Share via


Test-ComputerSecureChannel

Tests and repairs the secure channel between the local computer and its domain.

Syntax

Test-ComputerSecureChannel
    [-Repair]
    [-Server <String>]
    [-Credential <PSCredential>]
    [-WhatIf]
    [-Confirm]
    [<CommonParameters>]

Description

The Test-ComputerSecureChannel cmdlet verifies that the channel between the local computer and its domain is working correctly by checking the status of its trust relationships. If a connection fails, you can use the Repair parameter to try to restore it.

Test-ComputerSecureChannel returns $True if the channel is working correctly and $False if it is not. This result lets you use the cmdlet in conditional statements in functions and scripts. To get more detailed test results, use the Verbose parameter.

This cmdlet works much like NetDom.exe. Both NetDom and Test-ComputerSecureChannel use the NetLogon service to perform the actions.

Examples

Example 1: Test a channel between the local computer and its domain

PS C:\> Test-ComputerSecureChannel
True

This command tests the channel between the local computer and the domain to which it is joined.

Example 2: Test a channel between the local computer and a domain controller

PS C:\> Test-ComputerSecureChannel -Server "DCName.fabrikam.com"
True

This command specifies a preferred domain controller for the test.

Example 3: Reset the channel between the local computer and its domain

PS C:\> Test-ComputerSecureChannel -Repair
True

This command resets the channel between the local computer and its domain.

Example 4: Display detailed information about the test

PS C:\> Test-ComputerSecureChannel -verbose
VERBOSE: Performing operation "Test-ComputerSecureChannel" on Target "SERVER01".
True
VERBOSE: "The secure channel between 'SERVER01' and 'net.fabrikam.com' is alive and working correctly."

This command uses the Verbose common parameter to request detailed messages about the operation. For more information about Verbose, see about_CommonParameters.
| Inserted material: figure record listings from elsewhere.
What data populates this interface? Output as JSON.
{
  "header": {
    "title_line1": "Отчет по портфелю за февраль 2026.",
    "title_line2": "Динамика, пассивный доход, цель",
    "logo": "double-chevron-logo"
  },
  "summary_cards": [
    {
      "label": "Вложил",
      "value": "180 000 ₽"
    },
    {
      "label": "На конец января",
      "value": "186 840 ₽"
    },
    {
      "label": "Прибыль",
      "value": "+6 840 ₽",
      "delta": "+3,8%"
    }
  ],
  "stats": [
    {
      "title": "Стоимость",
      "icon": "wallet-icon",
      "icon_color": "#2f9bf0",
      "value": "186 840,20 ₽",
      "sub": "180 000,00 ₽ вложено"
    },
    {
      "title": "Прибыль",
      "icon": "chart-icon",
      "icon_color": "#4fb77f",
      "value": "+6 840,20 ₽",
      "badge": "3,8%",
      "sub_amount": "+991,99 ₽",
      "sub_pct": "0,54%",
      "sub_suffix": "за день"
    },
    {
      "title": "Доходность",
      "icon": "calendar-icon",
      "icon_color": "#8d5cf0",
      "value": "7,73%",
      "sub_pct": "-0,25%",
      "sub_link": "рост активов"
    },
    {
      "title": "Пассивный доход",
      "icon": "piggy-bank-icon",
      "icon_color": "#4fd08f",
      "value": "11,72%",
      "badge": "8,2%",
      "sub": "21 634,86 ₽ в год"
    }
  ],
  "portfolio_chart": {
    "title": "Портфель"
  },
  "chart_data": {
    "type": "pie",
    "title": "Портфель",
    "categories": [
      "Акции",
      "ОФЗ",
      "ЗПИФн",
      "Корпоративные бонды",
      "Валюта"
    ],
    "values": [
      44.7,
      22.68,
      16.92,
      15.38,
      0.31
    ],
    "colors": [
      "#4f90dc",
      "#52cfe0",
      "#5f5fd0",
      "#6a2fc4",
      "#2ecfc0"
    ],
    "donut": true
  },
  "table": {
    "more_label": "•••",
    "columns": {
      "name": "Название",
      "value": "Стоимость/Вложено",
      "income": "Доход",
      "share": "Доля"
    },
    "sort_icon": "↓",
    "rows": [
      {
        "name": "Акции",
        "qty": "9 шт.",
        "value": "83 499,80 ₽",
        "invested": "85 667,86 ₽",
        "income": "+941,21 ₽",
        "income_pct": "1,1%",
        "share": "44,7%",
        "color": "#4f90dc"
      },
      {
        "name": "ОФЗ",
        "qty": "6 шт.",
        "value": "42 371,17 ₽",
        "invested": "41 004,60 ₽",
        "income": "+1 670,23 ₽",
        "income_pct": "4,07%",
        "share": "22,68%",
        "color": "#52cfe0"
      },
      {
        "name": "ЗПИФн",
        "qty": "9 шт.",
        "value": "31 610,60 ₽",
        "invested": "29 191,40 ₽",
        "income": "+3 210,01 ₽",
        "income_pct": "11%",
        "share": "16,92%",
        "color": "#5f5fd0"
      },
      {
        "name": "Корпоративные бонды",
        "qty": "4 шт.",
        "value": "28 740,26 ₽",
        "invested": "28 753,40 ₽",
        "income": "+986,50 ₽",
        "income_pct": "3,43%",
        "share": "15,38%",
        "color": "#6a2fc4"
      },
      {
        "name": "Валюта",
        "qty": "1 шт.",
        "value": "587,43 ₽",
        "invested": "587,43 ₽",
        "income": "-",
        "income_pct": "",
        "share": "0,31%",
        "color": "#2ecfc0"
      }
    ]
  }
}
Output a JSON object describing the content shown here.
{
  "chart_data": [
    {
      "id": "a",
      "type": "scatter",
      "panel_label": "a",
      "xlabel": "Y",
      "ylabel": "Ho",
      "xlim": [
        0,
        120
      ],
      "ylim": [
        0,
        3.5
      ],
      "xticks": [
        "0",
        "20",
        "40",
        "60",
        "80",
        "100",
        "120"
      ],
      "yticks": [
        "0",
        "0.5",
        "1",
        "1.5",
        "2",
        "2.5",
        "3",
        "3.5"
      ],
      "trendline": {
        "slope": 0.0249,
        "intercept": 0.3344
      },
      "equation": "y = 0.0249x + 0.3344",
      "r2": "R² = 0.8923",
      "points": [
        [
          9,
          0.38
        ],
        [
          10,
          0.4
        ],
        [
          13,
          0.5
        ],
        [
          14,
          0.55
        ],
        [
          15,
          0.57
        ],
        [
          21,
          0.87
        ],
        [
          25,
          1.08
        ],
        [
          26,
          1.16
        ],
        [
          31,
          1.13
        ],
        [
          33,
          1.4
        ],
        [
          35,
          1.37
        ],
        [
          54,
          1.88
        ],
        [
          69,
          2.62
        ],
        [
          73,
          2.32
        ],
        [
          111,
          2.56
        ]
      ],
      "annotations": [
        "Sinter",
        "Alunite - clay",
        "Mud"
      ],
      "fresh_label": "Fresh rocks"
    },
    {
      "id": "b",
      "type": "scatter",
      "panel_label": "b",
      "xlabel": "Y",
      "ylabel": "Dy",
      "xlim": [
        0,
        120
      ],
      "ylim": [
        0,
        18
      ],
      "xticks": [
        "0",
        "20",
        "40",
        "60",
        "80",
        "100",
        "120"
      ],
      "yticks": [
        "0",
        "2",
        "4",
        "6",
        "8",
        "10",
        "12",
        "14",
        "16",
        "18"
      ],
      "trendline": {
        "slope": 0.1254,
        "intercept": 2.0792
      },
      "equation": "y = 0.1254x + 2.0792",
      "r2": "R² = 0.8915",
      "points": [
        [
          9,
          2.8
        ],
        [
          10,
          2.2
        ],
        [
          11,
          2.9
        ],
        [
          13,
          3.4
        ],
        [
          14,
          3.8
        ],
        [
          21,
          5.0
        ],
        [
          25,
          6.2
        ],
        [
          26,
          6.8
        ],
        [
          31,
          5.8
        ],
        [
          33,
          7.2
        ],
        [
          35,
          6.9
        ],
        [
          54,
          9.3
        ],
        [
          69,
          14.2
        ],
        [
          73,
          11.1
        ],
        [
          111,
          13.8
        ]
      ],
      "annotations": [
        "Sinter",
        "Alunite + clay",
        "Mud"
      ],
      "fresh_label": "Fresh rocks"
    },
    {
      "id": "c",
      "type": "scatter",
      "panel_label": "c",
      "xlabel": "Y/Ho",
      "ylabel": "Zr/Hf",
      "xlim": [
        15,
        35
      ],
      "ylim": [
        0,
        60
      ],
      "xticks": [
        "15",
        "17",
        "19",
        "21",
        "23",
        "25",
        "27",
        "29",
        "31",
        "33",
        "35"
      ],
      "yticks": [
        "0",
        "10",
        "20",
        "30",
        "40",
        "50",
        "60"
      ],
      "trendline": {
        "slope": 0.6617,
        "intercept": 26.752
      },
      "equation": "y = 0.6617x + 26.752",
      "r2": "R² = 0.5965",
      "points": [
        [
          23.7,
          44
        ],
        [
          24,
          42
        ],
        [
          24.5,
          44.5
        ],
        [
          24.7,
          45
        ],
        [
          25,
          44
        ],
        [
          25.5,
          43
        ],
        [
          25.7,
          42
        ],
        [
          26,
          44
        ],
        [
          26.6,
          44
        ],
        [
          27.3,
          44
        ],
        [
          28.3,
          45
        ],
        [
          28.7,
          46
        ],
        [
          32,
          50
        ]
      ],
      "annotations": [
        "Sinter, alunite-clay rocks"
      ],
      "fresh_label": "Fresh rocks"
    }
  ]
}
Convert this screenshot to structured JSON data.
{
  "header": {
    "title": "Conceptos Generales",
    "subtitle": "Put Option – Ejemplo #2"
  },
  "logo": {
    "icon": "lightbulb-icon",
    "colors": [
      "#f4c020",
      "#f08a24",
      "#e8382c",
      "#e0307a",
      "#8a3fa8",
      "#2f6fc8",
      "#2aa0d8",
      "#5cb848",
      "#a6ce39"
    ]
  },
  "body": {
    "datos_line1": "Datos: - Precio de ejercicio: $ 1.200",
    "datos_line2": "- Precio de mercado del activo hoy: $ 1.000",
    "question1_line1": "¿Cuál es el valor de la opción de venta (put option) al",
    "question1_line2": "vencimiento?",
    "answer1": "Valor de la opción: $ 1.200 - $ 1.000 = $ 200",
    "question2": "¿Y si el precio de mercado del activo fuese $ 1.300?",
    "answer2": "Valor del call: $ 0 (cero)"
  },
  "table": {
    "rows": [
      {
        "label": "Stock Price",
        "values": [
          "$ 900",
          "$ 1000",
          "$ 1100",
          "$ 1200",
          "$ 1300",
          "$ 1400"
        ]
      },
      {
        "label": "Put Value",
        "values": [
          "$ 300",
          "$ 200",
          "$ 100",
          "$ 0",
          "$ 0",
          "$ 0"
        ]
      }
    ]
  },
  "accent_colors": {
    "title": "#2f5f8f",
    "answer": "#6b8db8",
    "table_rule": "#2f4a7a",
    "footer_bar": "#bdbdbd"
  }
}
Example 5: Test a connection before you run a script

PS C:\> Set-Alias tcsc Test-ComputerSecureChannel
if (!(tcsc))
{Write-Host "Connection failed. Reconnect and retry."}
else { &(.\Get-Servers.ps1) }

This example shows how to use Test-ComputerSecureChannel to test a connection before you run a script that requires the connection.

The first command uses the Set-Alias cmdlet to create an alias for the cmdlet name. This saves space and prevents typing errors.

The If statement checks the value that Test-ComputerSecureChannel returns before it runs a script.

Parameters

-Confirm

Prompts you for confirmation before running the cmdlet.

Type:SwitchParameter
Aliases:cf
Position:Named
Default value:False
Required:False
Accept pipeline input:False
Accept wildcard characters:False

-Credential

Specifies a user account that has permission to perform this action. Type a user name, such as User01 or Domain01\User01, or enter a PSCredential object, such as one that the Get-Credential cmdlet returns. By default, the cmdlet uses the credentials of the current user.

The Credential parameter is designed for use in commands that use the Repair parameter to repair the channel between the computer and the domain.

Type:PSCredential
Position:Named
Default value:None
Required:False
Accept pipeline input:False
Accept wildcard characters:False

-Repair

Indicates that this cmdlet removes and then rebuilds the channel established by the NetLogon service. Use this parameter to try to restore a connection that has failed the test.

To use this parameter, the current user must be a member of the Administrators group on the local computer.

Type:SwitchParameter
Position:Named
Default value:None
Required:False
Accept pipeline input:False
Accept wildcard characters:False

-Server

Specifies the domain controller to run the command. If this parameter is not specified, this cmdlet selects a default domain controller for the operation.

Type:String
Position:Named
Default value:None
Required:False
Accept pipeline input:False
Accept wildcard characters:False

-WhatIf

Shows what would happen if the cmdlet runs. The cmdlet is not run.

Type:SwitchParameter
Aliases:wi
Position:Named
Default value:False
Required:False
Accept pipeline input:False
Accept wildcard characters:False

Inputs

None

You cannot pipe input to this cmdlet.

Outputs

Boolean

This cmdlet returns $True if the connection is working correctly and $False if it is not.

Notes

  • To run a Test-ComputerSecureChannel command on Windows Vista and later versions of the Windows operating system, open Windows PowerShell by using the Run as administrator option.
  • Test-ComputerSecureChannel is implemented by using the I_NetLogonControl2 function, which controls various aspects of the Netlogon service.